The committee first gathered in Mauritania before heading off to Tripoli, where they met with Libyan leader Muammar Gaddafi and then held another meeting with the Interim Transitional National Council in Benghazi, which represents the opposition. Gaddafi accepted the roadmap, while the transitional council rejected the deal.
Nkoana-Mashabane said while Pretoria supported the AU’s plan for Libya, only an inclusive dialogue among the Libyan parties on the appropriate reforms will ensure a lasting solution in Libya, BuaNews says. “We also call upon both parties to implement an immediate ceasefire to bring an end to further loss of life and the destruction of property.”
The AU, which is opposed to foreign military intervention, wants to facilitate dialogue between the Libyan parties and favours putting in place an inclusive transition period that will lead to the elections of democratic institutions. SA voted in favour of the UN Security Council’s no- fly zone.
Government has partially reopened the embassy in Tripoli, which would enable officials to get more clarity on the missing SA photographer, Anton Hammerl. Hammerl and two journalists from the US and Spain, were captured in eastern Libya 10 days ago. Citing safety concerns, Nkoana-Mashabane refused to divulge any more details on whether they knew Hammerl’s whereabouts, but indicated that they were working with the American government to bring about the release of Hammerl and the other journalists. She said her department was providing consular services to the family and called on the country to include him in their prayers. She also appealed to those who captured Hammerl to release him.
Moving to the situation in Ivory Coast, Nkoana-Mashabane said while stability was emerging, there were still reports of looting in some parts of the country. After four months of a bitter and violent stand-off between Laurent Gbagbo and the internationally recognised President Alassane Ouattara following a disputed election, Gbagbo was arrested with his wife last Monday after troops stormed his presidential palace. Last Wednesday, Ouattara began stamping his authority on the country by vowing to create a Truth and Reconciliation Commission to investigate allegations that both sides in the conflict committed atrocities against civilians.
Senior members of Gbagbo’s security forces have now begun to align themselves to the new government, including General Georges Guiai Bi Poin and army chief of staff Phillippe Mangou.
Pretoria hoped these developments would pave the way for the return of the country to peace and stability. “In the aftermath of this conflict, the challenge facing the Ivorian leadership is to unify the country and work towards nation building, healing and reconciliation,” Nkoana-Mashabane said.
Closer to home in Swaziland, the minister reiterated the call made by her department last week for calm dialogue among the relevant parties, with a view to seek a speedy and peaceful solution to the situation. Last week saw pro-democracy demonstrations in the city of Manzini. According to reports, Swazi police fired teargas, used water cannons, beat up protesters with batons and arrested hundreds to stop a banned march against King Mswati III, who is accused of bankrupting state coffers, while his country battles poverty and Aids.

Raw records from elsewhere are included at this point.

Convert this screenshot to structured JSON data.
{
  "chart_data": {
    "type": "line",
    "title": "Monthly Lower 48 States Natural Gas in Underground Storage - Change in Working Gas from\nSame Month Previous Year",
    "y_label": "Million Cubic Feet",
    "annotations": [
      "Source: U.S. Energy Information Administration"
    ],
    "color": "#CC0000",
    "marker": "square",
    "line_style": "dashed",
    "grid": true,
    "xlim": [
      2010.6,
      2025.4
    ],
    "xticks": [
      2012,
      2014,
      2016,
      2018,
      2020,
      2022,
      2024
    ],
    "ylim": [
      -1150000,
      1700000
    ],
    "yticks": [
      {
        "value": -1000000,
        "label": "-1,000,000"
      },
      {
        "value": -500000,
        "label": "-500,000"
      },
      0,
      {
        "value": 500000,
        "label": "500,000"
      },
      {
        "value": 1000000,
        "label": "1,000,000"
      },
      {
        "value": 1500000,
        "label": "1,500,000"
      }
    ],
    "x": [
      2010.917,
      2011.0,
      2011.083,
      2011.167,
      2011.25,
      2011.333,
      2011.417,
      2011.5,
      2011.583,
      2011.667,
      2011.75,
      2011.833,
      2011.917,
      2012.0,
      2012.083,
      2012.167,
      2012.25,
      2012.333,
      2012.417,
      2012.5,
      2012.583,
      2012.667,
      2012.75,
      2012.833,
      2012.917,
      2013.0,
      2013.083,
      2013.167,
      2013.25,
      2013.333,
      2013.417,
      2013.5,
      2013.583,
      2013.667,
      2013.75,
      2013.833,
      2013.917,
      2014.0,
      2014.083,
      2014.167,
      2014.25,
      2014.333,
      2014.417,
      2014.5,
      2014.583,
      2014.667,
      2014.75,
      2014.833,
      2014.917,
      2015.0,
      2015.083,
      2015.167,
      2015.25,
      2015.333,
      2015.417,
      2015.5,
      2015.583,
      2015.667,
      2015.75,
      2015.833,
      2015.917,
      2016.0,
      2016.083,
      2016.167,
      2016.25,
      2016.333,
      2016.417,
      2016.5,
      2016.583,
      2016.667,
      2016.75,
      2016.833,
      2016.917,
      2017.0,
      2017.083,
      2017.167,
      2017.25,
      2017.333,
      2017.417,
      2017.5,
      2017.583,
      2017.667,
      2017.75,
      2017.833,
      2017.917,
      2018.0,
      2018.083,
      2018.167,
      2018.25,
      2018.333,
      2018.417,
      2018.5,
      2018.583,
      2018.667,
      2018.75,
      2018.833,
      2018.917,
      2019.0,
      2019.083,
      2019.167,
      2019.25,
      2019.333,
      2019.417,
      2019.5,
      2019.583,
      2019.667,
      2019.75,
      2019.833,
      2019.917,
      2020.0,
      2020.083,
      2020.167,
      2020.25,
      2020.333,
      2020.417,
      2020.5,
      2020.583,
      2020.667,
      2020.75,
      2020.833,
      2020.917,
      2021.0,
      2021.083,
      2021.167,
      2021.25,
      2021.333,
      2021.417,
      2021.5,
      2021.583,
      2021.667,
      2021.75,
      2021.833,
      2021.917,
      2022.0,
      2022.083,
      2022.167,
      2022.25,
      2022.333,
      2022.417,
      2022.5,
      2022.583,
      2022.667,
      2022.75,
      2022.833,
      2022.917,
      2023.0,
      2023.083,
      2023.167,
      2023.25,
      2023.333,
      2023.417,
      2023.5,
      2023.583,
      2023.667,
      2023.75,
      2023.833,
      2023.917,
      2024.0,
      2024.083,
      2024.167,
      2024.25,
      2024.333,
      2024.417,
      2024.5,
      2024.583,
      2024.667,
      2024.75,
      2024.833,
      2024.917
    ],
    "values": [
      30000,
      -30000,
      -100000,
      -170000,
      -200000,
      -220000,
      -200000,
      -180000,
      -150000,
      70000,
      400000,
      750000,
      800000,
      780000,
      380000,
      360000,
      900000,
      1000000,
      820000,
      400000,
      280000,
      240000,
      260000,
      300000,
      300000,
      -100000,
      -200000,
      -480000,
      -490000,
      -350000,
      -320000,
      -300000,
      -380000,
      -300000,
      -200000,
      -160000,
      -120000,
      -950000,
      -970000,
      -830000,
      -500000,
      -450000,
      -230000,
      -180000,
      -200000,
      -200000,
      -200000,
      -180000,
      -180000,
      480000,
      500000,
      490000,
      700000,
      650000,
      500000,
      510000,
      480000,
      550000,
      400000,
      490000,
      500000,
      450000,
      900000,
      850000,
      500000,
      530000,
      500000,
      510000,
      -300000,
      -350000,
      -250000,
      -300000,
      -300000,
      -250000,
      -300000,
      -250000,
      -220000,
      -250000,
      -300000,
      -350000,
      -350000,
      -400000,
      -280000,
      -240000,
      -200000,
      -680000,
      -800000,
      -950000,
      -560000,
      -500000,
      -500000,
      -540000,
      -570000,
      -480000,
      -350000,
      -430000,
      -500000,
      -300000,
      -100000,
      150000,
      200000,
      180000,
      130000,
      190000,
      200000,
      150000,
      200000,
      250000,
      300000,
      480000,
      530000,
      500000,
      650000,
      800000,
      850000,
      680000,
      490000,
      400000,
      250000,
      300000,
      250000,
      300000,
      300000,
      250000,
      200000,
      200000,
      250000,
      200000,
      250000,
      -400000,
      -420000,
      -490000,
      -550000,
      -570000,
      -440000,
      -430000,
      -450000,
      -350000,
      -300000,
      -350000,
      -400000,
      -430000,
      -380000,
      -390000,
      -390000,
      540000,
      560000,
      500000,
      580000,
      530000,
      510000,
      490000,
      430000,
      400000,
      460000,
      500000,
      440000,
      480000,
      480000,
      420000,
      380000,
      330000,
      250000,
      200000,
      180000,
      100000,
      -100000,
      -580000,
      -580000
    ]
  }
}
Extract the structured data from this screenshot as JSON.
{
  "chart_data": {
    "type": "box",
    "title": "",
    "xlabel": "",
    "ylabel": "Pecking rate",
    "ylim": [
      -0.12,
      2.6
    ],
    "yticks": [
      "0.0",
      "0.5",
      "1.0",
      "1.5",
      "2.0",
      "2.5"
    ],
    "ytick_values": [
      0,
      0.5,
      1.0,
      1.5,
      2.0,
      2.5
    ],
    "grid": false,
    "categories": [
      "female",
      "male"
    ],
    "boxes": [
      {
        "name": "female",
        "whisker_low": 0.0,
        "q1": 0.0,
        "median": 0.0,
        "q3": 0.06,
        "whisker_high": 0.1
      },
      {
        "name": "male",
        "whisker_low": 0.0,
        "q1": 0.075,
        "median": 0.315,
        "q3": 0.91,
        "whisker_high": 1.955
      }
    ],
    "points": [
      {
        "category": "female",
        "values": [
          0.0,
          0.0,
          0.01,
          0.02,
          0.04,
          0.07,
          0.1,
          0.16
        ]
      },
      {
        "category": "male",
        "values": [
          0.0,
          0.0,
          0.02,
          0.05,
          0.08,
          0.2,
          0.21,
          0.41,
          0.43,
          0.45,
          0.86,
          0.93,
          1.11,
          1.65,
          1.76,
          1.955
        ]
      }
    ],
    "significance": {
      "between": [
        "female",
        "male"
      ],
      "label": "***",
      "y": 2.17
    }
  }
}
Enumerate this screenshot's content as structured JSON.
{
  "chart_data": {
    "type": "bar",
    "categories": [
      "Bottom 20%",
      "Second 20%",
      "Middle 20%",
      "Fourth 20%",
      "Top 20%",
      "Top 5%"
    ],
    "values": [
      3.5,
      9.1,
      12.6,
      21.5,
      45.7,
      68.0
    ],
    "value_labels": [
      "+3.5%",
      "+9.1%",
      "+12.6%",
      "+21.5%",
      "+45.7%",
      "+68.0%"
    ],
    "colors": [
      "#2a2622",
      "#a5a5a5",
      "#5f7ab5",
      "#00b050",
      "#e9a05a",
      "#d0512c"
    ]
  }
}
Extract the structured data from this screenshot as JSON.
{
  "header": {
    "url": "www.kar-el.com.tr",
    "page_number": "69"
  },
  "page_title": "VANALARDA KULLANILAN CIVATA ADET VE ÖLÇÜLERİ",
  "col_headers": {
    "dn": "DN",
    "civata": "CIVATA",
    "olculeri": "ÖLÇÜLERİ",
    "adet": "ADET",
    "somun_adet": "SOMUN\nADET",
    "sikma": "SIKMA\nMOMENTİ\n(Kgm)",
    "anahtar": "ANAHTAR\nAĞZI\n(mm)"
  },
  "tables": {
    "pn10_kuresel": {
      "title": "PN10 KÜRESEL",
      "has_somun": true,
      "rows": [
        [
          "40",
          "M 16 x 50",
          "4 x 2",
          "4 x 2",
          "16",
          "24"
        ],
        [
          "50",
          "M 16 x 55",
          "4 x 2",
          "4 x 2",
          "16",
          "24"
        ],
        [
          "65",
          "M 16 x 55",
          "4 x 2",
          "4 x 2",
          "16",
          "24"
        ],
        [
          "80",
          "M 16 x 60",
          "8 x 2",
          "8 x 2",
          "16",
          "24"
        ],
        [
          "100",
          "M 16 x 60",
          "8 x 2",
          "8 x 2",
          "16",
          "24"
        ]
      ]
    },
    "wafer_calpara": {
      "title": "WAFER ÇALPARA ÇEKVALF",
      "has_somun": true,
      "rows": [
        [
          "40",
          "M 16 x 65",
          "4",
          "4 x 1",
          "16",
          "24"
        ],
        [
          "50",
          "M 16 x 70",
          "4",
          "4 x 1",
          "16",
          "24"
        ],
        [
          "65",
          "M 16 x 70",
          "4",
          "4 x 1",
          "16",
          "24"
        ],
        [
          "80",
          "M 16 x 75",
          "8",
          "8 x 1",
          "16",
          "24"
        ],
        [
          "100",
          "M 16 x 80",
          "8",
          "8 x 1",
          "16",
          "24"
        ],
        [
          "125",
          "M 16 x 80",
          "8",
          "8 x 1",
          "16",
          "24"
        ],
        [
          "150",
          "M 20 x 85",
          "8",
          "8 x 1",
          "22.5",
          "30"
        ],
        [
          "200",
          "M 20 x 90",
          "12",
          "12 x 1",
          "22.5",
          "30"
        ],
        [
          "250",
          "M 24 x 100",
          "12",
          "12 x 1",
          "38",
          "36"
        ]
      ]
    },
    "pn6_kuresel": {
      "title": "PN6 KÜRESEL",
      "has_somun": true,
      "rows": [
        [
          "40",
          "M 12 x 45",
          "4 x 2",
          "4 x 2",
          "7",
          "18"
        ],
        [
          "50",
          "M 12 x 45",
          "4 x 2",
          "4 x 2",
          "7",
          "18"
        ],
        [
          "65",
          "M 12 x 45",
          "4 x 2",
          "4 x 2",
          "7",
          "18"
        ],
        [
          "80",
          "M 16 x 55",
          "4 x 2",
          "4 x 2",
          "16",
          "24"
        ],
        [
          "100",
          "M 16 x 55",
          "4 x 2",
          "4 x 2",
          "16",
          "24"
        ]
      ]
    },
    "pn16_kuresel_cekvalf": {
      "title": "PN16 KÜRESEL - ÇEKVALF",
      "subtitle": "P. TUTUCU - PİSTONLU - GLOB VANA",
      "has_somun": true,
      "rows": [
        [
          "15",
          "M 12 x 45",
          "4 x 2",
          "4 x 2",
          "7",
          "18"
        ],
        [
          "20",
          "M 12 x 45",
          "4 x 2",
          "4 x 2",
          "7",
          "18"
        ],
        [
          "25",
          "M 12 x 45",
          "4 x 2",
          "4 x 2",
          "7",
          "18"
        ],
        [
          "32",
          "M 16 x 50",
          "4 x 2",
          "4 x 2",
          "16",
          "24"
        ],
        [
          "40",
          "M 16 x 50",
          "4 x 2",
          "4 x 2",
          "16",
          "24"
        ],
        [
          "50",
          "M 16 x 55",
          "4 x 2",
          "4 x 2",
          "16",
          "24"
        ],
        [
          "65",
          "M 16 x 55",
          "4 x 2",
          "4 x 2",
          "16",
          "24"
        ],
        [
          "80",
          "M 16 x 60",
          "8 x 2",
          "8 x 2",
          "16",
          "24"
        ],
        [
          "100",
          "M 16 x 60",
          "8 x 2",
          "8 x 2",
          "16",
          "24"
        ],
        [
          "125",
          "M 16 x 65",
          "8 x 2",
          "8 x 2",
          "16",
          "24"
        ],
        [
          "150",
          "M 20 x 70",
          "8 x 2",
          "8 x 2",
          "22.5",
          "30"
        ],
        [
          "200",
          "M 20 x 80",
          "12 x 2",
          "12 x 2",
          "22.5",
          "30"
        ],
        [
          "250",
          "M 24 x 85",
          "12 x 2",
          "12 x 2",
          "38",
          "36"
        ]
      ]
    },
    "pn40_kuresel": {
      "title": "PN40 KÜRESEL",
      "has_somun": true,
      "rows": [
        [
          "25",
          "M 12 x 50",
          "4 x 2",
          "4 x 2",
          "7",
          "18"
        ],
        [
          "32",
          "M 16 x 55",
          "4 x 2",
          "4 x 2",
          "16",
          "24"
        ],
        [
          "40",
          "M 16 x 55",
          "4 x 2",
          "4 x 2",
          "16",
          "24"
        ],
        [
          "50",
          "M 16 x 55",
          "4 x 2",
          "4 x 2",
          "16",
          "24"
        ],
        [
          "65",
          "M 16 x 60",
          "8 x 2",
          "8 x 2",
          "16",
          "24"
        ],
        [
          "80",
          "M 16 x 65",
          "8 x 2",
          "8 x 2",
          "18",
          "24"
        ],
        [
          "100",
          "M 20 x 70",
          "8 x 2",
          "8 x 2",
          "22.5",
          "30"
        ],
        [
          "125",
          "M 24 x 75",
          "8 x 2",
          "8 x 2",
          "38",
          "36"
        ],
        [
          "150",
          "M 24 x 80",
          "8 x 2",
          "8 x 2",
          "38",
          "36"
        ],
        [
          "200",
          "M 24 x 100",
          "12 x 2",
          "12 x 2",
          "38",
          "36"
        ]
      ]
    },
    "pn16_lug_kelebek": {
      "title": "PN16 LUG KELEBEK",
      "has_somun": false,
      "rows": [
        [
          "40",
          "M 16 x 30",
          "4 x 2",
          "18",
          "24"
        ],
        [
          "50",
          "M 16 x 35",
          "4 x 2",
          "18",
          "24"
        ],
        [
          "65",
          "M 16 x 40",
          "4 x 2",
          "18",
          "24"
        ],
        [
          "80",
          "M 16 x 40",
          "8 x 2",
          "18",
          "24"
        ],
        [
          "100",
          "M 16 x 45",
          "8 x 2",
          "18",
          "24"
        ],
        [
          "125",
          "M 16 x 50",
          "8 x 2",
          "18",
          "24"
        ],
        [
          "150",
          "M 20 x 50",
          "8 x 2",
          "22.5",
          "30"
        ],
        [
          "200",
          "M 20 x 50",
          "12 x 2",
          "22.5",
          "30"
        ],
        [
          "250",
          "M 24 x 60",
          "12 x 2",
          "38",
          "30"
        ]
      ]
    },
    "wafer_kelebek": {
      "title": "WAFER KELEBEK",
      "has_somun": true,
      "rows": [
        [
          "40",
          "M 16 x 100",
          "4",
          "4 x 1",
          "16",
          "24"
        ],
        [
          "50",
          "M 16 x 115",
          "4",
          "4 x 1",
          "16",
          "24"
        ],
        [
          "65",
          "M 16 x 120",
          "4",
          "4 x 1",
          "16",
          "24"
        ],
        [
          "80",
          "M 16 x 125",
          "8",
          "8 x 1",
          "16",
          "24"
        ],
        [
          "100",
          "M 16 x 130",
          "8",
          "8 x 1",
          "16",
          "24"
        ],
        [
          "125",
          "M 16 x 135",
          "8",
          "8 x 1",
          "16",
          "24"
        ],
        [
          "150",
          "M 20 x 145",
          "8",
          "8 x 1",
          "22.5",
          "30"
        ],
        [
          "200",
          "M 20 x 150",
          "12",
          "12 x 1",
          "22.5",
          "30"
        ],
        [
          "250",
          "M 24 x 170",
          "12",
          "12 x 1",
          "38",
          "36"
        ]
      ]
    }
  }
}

The minister said South Africa was willing to work with the people of Swaziland in deciding what is best for their country and democracy. “We will work with the people of Swaziland to bring their own outcome … their own desires of what kind of democracy they want.” She said SADC leaders were in constant contact with the king to try to find a solution.
Responding to reported unrest in Burkina Faso and Uganda, Nkoana-Mashabane said her department would continue to monitor and assess the situations closely. However, she urged the media to guard against labelling any protest as revolutionary, BuaNews said.